All I needed was a poem.
He could write it.
It had to be light but still true
to the original concept
of muzzy thoughts.
It went through ten drafts over eight hours
but I got there
& I was amazed how the mind can transmute
into material that almost leaps
off the page.
* picture courtesy of Wikimedia Commons
And I know there’s a supermoon out tonight
& all i have to do is go out and look
above the treetops
and exclaim, Wow! Wow
& the stone dog will be pissing on the pavers again
& Mad Meg reeling ’round the birdbath freaking out
the other chooks
& the thoughts in my blood skedaddle like a cat
over the page
& I can barely keep up
& I know I’m going to be crucified for what I say
but hey! it’s Easter, the season to be crucified
but a rebirth is coming, a renewal.
I just don’t know what it’s going to look like
on the other side
I like how you can plug a cell phone into a socket
and charge it up within minutes to 100%.
By gum, I wish I could do that as the punch-line
to a well-known joke goes, you know the one
about the dog licking his balls in the corner of the pub
to the amazement of an envious spectator.
you wouldn’t need to sleep six to eight hours to recharge;
it’d be almost instantaneous. There’d be nothing
holding you back; you’d be crackling with energy,
endless energy, the quality Joyce Carol Oates judged
to be the most important for a writer.
Not Research but Energy.
You’d write a book of poems in a day, a novel in a week.
You’d be prolific as Simenon.
Don’t show me the money. Show me the socket. The plug-in
is the money!!
*what do you think the most important quality of a writer is?
do you think Energy plays an important part?

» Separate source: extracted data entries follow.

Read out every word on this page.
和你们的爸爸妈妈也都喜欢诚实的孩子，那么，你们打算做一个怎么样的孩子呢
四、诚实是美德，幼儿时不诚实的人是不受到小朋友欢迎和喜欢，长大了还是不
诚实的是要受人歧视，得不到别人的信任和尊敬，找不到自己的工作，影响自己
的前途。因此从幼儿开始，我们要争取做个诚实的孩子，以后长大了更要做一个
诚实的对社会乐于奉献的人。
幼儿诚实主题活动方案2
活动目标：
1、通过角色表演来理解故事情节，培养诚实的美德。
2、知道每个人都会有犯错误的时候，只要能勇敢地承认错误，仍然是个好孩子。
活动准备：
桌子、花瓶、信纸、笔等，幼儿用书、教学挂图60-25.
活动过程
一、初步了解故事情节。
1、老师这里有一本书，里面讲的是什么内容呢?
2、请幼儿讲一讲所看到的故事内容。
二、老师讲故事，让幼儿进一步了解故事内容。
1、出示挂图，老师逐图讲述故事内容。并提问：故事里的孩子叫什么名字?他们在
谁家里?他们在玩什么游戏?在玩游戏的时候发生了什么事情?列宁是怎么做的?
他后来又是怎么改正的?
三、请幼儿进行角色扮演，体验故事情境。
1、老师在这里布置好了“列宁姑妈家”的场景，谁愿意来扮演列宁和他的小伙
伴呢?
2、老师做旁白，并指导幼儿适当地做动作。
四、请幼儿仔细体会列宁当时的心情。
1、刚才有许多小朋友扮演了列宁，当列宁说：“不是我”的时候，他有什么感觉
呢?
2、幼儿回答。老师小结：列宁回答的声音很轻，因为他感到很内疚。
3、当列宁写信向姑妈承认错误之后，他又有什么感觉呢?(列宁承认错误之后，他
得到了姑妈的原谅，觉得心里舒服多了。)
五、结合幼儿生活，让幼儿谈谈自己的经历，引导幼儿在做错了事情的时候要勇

I think of fragile Dennis when someone needles me,
and toughen up.
He let the jibes get to him;
He closed down the fun house of his world view,
changed his clown shoes for cement boots.
He was heavy as Hamlet,
& wouldn’t read his wonderfully quirky poems out any more
because people were telling him,
they were weak.
They were a little childish but
they weren’t weak.
Poets are supposed to care for each other.
I wish some people would close up like zippers.
What seems to be the trouble? he asks .
I cough and splutter all over the place.
He gets the message.
Sits down to write the certificate.
There, he says , handing the form to me . This should do the trick.
I peruse it quickly.
There’s something missing.
You haven’t written down the illness, I say . Why I had time off.
That’s right. If you had Alzheimer’s or a social disease would you want people to know?
My point exactly.
But I thought you had to put something down.
No, he says . And if they ask, tell them to take a running jump . Better still, tell them to phone me and I’ll tell them to take a running jump . Only in stronger terms.
He stands up. Shakes my hand.
The next day at work I hand in the certificate.
The doc’s right .
They see the blank space but no one says a word.
I push it a bit further.
On the official form, the one you fill out yourself, where it says ‘Illness’ I put down ‘See Certificate’ .
It feels good. It really does .
I’ve found a new way to treat with the world.